Recent storms have probably made access to other lakes impossible.

•Millsite Reservoir. The reservoir is ice-free. Justin Hart, DWR fisheries biologist, had some luck catching 12-inch splake last weekend with pumpkin-colored grubs.

•Price River. No report on angling success. Lower Fish Creek and the Price River remain partially frozen. Flows are low. From the railroad bridge approximately one mile below the Scofield Reservoir dam downstream to the confluence with the White River only artificial flies and lures may be used.

•Scofield Reservoir. Conservation officer Stacey Taggart reports windy, frigid conditions at Scofield and slow fishing success with all types of tackle.

Ice is 15 to 20 inches thick. Tributaries are closed until July 12.

•Straight Canyon (Cottonwood Creek).Angler Tom Ogden recommends a number 12 Hare's Ear.

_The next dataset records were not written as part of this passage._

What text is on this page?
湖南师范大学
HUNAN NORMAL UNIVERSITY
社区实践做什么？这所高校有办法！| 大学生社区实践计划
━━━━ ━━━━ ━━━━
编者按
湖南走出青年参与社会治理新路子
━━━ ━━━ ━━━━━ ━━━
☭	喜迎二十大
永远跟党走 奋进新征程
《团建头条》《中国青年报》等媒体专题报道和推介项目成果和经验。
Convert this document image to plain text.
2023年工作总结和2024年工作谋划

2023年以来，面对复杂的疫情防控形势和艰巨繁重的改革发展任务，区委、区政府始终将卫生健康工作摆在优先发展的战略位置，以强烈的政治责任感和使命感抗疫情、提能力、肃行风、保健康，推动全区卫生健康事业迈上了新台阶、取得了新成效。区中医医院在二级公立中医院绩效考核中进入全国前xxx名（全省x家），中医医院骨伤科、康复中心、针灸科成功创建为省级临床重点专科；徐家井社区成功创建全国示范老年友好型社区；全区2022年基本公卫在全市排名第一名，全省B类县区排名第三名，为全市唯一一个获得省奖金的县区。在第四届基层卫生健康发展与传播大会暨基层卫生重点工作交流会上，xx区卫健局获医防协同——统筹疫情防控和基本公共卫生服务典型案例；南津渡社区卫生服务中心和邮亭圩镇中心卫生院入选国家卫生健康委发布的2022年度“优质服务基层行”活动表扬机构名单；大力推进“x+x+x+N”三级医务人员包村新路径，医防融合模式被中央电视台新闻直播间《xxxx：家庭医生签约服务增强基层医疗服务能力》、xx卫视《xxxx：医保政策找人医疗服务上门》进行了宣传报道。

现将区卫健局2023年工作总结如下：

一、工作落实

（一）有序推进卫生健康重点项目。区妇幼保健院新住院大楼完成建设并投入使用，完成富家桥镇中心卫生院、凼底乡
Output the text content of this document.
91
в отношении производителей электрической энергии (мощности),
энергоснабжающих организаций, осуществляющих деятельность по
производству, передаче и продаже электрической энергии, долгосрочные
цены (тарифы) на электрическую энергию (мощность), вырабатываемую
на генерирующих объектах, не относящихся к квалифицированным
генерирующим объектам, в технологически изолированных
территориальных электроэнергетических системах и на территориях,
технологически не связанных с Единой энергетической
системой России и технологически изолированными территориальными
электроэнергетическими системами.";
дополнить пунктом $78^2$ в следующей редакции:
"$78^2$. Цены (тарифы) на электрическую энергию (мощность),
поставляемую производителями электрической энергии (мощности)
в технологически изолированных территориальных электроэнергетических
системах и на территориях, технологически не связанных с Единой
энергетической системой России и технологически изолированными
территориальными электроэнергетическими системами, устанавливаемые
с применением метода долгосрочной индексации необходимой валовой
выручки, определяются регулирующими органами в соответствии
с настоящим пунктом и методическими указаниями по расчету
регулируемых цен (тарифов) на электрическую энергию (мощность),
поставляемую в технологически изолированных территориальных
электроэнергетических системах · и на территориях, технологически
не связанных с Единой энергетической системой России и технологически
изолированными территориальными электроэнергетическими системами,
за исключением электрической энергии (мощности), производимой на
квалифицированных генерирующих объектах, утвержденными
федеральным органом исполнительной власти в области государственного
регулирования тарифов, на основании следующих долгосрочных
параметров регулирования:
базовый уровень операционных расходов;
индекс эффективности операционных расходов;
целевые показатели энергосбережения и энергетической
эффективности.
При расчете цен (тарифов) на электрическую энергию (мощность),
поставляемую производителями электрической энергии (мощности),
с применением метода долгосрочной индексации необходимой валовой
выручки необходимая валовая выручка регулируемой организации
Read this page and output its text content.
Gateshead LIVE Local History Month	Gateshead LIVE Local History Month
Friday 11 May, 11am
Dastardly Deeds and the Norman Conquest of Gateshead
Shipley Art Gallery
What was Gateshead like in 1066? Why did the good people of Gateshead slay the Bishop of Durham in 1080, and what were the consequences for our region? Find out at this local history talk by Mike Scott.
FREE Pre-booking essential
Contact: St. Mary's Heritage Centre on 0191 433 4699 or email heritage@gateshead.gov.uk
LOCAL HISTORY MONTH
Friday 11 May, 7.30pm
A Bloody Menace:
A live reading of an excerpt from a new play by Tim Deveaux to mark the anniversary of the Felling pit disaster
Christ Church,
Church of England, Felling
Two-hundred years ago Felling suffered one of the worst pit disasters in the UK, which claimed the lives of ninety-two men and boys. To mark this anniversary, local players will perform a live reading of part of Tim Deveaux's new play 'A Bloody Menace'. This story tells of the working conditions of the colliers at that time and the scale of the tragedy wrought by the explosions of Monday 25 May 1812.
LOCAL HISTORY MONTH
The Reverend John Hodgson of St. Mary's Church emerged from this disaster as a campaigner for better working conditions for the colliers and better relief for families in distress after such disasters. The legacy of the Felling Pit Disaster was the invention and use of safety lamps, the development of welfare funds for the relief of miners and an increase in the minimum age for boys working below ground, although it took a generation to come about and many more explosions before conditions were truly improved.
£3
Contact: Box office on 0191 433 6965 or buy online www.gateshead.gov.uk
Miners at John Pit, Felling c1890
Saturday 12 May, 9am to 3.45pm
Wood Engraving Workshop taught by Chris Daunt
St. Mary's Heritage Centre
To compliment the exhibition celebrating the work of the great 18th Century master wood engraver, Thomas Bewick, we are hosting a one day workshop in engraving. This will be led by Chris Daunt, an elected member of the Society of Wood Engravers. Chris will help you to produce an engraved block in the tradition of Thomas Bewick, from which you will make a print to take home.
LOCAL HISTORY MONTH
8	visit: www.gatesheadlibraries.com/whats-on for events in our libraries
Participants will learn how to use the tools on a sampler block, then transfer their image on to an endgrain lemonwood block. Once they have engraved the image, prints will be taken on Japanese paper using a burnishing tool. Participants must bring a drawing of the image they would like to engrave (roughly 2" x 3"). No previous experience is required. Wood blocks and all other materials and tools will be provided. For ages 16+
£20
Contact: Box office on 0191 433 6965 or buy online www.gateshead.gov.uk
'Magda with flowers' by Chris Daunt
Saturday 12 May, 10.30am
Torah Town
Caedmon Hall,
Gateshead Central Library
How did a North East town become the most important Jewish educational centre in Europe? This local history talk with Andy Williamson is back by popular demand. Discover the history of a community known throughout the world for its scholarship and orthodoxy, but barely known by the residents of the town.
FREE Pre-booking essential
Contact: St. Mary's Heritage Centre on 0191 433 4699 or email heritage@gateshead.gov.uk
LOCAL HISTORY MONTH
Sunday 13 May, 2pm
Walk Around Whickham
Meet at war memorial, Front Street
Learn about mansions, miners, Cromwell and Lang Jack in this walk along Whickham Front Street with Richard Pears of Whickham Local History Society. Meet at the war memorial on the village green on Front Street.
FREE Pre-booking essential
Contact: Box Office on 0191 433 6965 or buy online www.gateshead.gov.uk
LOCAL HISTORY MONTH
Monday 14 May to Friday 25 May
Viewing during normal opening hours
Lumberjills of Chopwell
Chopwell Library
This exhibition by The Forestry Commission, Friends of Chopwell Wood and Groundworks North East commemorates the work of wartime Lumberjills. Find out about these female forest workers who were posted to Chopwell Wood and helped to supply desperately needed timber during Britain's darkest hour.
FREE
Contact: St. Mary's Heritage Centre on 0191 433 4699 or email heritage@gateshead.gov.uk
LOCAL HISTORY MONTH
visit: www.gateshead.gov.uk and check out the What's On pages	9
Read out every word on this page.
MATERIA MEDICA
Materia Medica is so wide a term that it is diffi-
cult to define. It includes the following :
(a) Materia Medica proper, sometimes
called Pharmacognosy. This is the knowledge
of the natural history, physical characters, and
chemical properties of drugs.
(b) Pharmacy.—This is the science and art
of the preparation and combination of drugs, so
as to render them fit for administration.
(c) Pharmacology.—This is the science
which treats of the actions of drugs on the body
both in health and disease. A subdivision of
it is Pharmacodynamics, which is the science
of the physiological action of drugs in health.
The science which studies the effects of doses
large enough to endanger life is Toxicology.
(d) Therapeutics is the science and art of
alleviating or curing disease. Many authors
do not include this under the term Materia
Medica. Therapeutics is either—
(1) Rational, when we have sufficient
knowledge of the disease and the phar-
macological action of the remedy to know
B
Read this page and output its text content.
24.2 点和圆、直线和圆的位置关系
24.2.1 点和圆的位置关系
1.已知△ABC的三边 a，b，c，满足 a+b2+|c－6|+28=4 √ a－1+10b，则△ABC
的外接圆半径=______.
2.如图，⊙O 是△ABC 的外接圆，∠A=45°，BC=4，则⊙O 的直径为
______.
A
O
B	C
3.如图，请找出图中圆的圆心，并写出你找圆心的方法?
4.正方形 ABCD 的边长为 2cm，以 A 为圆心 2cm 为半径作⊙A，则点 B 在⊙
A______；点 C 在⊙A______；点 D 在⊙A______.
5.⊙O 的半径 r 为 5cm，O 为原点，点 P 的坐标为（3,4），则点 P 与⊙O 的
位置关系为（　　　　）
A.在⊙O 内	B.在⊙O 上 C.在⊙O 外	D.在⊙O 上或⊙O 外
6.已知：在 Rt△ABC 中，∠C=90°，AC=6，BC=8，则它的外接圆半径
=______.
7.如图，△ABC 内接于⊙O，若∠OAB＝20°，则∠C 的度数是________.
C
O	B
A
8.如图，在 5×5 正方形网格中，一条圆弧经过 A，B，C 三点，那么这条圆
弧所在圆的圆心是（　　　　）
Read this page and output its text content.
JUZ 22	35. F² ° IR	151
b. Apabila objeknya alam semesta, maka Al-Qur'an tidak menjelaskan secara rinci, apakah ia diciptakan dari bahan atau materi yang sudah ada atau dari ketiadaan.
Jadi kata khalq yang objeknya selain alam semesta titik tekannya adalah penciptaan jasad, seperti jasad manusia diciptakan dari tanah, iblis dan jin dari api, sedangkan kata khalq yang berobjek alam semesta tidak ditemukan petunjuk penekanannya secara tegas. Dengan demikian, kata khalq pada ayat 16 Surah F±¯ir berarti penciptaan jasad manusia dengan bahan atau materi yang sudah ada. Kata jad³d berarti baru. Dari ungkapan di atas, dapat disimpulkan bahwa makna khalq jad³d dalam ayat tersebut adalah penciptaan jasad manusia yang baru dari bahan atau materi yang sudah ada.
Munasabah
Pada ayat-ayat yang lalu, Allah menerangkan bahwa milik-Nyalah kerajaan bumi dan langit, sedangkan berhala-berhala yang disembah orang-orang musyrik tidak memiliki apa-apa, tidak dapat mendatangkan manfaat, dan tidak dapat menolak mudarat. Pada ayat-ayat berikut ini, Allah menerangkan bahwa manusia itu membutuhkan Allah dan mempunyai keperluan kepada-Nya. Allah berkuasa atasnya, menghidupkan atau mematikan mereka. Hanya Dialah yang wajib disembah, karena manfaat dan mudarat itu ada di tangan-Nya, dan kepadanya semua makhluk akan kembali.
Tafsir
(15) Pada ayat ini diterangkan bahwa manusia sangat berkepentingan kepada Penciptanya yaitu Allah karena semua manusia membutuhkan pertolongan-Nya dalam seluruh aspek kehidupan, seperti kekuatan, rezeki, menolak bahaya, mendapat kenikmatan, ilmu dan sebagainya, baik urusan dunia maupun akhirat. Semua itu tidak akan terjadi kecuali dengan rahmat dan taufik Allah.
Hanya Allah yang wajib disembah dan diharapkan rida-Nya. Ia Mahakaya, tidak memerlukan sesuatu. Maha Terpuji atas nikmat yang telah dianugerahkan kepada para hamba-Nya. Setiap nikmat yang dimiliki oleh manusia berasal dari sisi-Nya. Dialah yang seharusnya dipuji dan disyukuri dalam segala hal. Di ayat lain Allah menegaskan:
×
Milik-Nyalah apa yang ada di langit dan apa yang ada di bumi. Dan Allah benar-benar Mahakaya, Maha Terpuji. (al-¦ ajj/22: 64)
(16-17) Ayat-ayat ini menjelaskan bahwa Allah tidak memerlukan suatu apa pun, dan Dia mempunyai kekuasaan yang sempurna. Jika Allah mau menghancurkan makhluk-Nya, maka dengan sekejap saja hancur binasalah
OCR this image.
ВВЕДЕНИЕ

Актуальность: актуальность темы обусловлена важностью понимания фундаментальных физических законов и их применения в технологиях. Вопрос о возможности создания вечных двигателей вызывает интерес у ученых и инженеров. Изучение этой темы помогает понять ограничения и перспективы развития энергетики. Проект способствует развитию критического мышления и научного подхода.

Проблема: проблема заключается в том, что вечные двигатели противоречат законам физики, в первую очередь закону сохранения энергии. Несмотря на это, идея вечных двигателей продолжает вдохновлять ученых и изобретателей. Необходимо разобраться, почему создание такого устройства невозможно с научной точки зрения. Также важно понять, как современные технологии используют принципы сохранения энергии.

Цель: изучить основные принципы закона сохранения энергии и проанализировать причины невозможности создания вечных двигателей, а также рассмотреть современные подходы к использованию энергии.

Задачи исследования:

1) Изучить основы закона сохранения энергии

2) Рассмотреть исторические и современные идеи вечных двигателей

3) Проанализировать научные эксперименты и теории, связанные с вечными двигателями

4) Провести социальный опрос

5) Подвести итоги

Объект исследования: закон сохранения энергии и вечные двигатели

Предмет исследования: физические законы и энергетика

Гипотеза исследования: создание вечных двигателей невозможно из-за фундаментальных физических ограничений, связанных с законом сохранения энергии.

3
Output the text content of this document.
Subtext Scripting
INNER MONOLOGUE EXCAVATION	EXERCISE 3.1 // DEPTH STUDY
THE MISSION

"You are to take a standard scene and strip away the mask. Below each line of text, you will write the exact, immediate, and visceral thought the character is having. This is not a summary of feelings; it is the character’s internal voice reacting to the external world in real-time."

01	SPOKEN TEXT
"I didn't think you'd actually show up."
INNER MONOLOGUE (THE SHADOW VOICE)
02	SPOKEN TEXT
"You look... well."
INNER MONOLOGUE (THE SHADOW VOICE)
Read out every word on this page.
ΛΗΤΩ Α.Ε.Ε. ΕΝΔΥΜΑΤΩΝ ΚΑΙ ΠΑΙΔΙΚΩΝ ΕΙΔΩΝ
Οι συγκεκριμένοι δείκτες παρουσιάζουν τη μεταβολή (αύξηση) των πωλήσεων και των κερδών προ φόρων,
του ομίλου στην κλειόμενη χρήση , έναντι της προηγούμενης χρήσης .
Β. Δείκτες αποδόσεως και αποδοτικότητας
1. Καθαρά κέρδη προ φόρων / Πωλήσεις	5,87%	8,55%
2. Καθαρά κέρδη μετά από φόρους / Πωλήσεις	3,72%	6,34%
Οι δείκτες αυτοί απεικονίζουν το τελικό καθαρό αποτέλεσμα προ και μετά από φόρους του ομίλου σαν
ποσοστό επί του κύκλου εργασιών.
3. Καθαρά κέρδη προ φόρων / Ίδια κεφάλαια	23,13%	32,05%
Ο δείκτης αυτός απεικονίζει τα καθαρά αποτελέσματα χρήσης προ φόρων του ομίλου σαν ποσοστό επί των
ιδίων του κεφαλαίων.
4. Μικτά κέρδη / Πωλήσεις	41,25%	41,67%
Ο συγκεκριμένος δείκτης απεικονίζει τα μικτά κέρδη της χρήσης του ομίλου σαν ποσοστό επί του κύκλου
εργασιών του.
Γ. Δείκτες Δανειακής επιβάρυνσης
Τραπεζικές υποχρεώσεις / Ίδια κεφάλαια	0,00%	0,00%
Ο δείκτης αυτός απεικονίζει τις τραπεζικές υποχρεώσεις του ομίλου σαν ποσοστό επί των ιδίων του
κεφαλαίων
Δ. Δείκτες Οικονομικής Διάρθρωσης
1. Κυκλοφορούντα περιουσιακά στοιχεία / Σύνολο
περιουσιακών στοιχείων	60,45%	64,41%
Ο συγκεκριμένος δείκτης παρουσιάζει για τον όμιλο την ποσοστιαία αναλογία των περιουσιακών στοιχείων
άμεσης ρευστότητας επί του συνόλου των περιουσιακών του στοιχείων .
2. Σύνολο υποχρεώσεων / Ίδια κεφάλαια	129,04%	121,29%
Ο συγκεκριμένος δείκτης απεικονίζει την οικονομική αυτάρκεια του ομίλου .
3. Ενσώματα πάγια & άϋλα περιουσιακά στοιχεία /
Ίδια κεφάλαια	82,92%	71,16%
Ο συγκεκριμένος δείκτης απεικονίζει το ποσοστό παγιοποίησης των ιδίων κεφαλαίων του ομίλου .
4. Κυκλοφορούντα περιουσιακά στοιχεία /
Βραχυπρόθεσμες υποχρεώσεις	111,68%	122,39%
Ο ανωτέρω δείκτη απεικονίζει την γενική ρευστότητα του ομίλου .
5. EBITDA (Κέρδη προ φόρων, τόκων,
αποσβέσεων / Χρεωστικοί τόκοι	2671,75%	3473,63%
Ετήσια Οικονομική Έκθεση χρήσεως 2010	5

•Lake Powell. The Lake Powell fishing report was last updated Feb. 19 by Wayne Gustaveson, DWR Lake Powell project leader, provides the following report.

The lake elevation is 3,612 M.S.L. and the water temperature is 47 to 50 degrees Fahrenheit.

Walleye are in prespawn mode. They spawn along clean rock areas but also run to current. Perhaps the very best place to fish for walleye would be the backwaters near the Colorado River as it enters Lake Powell near Hite. The main channel, North Wash, Trachyte, White and Farleys are the prime spots. Rock is the best substrate.

The best bait is the lowly worm. Fish very slowly maintaining constant bottom contact with a worm harness, bottom bouncer or plastic grub with a piece of worm affixed to sweeten the bite. Let the bait rest for a few moments between movements so finicky walleye can make up their mind to bite. An occasional bass or striper may be caught but walleye are the most active fish this time of year.

It is more likely to get less than five fish during a normal fishing trip but it does get one out of the house on a pleasant afternoon.